San Fran mayor pushes other cities for fiber broadband

By Matt Hamblen

Five companies recently filed preliminary proposals to build and operate a massive $1.9 billion public-private fiber to the premises broadband network in San Francisco, Mayor Mark Farrell told attendees at a technology conference on Wednesday.

Farrell called the five responses to the city’s Request for Qualifications (RFQ) encouraging. The city didn’t release the names of the companies.

An RFQ is an early step in the city’s procurement process. Next, the city will select up to three qualified respondents to bid on the subsequent Request for Proposals for the project. Then, the city will pick one final partner.  Construction could start in 2020, with a three-year buildout, the mayor said.

Noting that his short mayoral term ends in June, Farrell remarked: “Given my limited shelf-life, if that [citywide broadband] project alone is the only thing we get done, I will tell you my time in office is well-served.”

Farrell spoke before hundreds of mayors and technology officials from other cities at the Smart City Connect conference in Kansas City, Mo.

The fiber network is planned to reach to every home and business in the city.

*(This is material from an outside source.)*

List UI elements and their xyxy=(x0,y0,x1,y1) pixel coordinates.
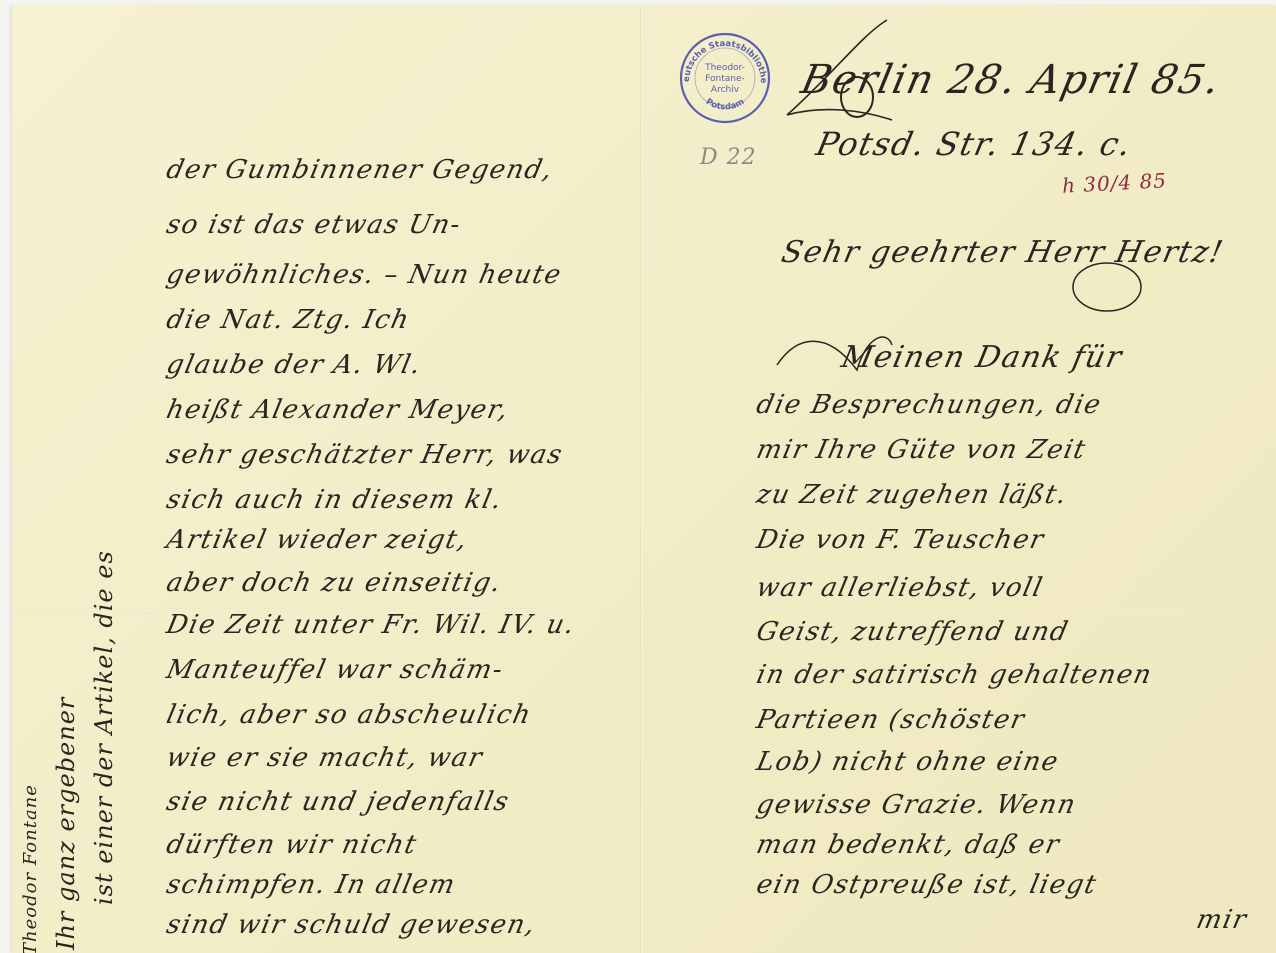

A major purpose of the network will be to serve 100,000 San Francisco residents who don’t have Internet access—about 12% of the total.

“With so many amazing companies in San Francisco like Uber and Twitter, we still have communities being left behind. It’s shameful…It’s criminal in many regards,” Farrell said.

He noted that current Internet providers in the city, AT&T and Comcast, “have done a good job and we are still not closing the digital divide.”

“With the FCC and Trump rolling back net neutrality and consumer privacy protections, it’s the antithesis of what most of America wants,” Farrell added.

“The digital divide won’t be cured unless the government steps in,” he said, to loud applause from attendees from other cities.

Farrell promised San Francisco’s network will be publicly-owned “because voters won’t accept anything else.” He predicted voters will swiftly approve the project later this year.

The network will also operate as a utility with 100% coverage of “every single household and business,” he said. It will also be an open access network, where every person under the poverty line will get the service free. “It will offer best in class net neutrality, privacy and network security,” he added .We want the best for residents.” He also said he wants speeds to include a 1 gigabit per second tier.

The project, he admitted, is in a group of fiber broadband projects that offer “no incentive for a private sector model.” He said fast speeds with the city’s future Internet would bolster 5G wireless rollouts to help serve Internet of Things devices in transportation and health care.

“We know if 5G is going to work, fiber has to be part of the equation. 5G won’t replace the citywide need for fiber,” Farrell said. The city is ready to work with 5G providers to provide fiber backhaul, he added.

Farrell concluded on the theme of urging other municipalities to push for government broadband to solve the digital divide. “The status quo is not working,” he said.